3. Papanicolaou smear (Pap smear)
This is the microscopic examination of the cell samples taken from the cervical canal and in the squamocolumnar junction for abnormal cells. This is a test for the early detection of cervical cancer. Positive results warrant further diagnostic procedures such as: cervical biopsy, conization of cervix, endometrial biopsy, or dilatation and curettage. The National Cancer Institute recommends that women who are or have been sexually active, or have reached age 18, should have a regular Pap smear and a physical examination.
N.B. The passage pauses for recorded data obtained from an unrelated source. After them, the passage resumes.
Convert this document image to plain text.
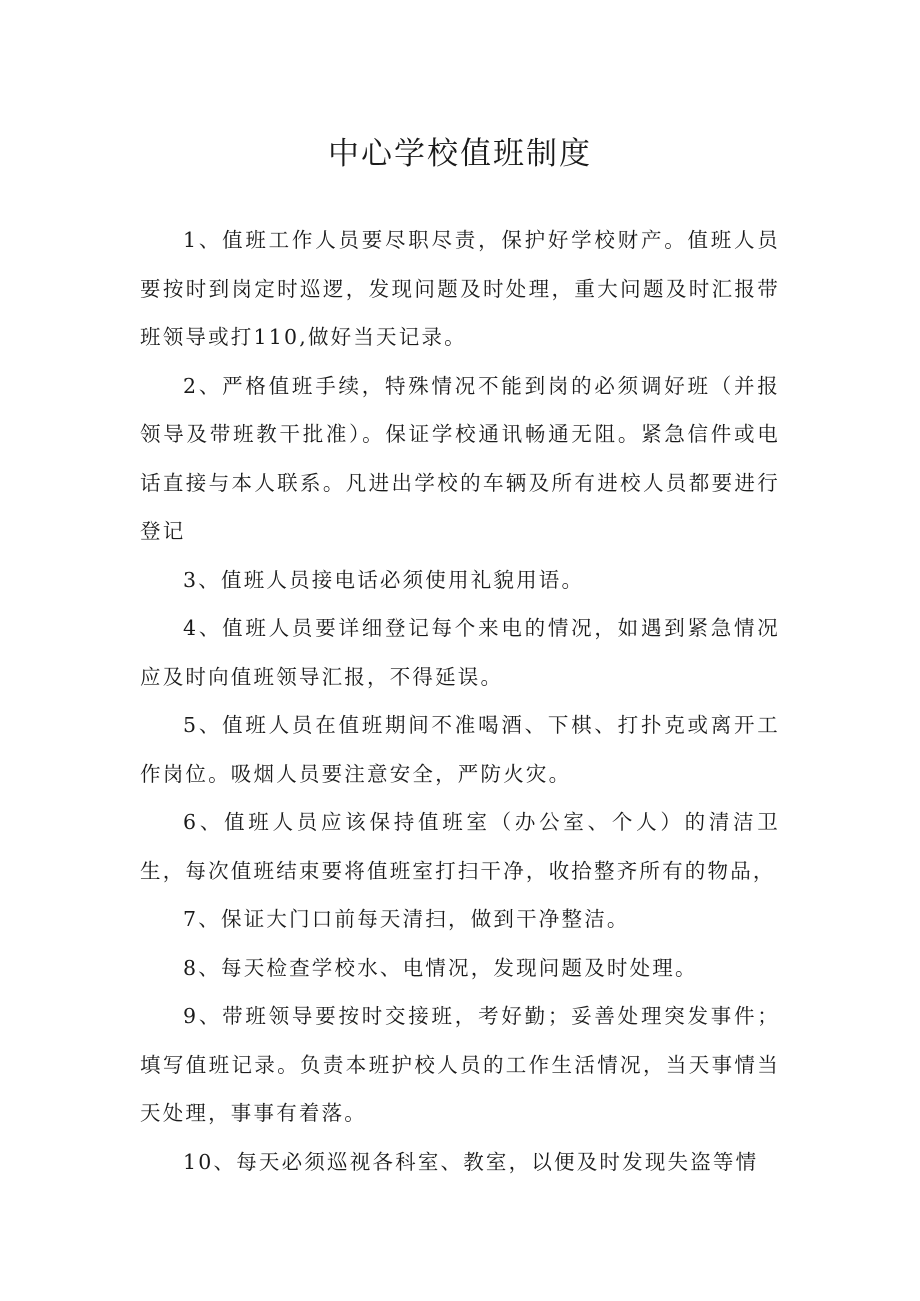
中心学校值班制度

1、值班工作人员要尽职尽责，保护好学校财产。值班人员要按时到岗定时巡逻，发现问题及时处理，重大问题及时汇报带班领导或打110,做好当天记录。

2、严格值班手续，特殊情况不能到岗的必须调好班（并报领导及带班教干批准）。保证学校通讯畅通无阻。紧急信件或电话直接与本人联系。凡进出学校的车辆及所有进校人员都要进行登记

3、值班人员接电话必须使用礼貌用语。

4、值班人员要详细登记每个来电的情况，如遇到紧急情况应及时向值班领导汇报，不得延误。

5、值班人员在值班期间不准喝酒、下棋、打扑克或离开工作岗位。吸烟人员要注意安全，严防火灾。

6、值班人员应该保持值班室（办公室、个人）的清洁卫生，每次值班结束要将值班室打扫干净，收拾整齐所有的物品，

7、保证大门口前每天清扫，做到干净整洁。

8、每天检查学校水、电情况，发现问题及时处理。

9、带班领导要按时交接班，考好勤；妥善处理突发事件；填写值班记录。负责本班护校人员的工作生活情况，当天事情当天处理，事事有着落。

10、每天必须巡视各科室、教室，以便及时发现失盗等情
There is no upper age limit for Pap smears. A Pap smear is also indicated before a woman is to be prescribed an oral contraceptive for the first time. Reporting of Pap smear: Classifications: Class I: normal, Class II: slightly abnormal, repeat, ClassIII: abnormal, biopsy, Class IV: possible malignant: biopsy, Class V: malignant. Dysplasia classification according to the "Cervical Intraepithelial Neoplasia (CIN)" system: CIN I: mild dysplasia, CIN II: moderate dysplasia, CIN III: severe dysplasia and/or carcinoma in situ

4. Quinestrol
A synthetic form of estrogen used in oral contraceptives.

5. Spermicide
A spermicide is chemical that kills sperm (male reproductive cells). These chemicals are in contraceptive creams and jellies used to prevent pregnancy.

6. Tubal ligation
A contraceptive procedure in women in which the oviducts are cut, preventing the ova from reaching the uterus .

7. Vasectomy
A contraceptive procedure in men in which the vas deferens is cut and the cut ends are sealed to prevent the transportation of sperm. Surgical separation of the vas deferens so that sperm, while still produced, do not leave the body.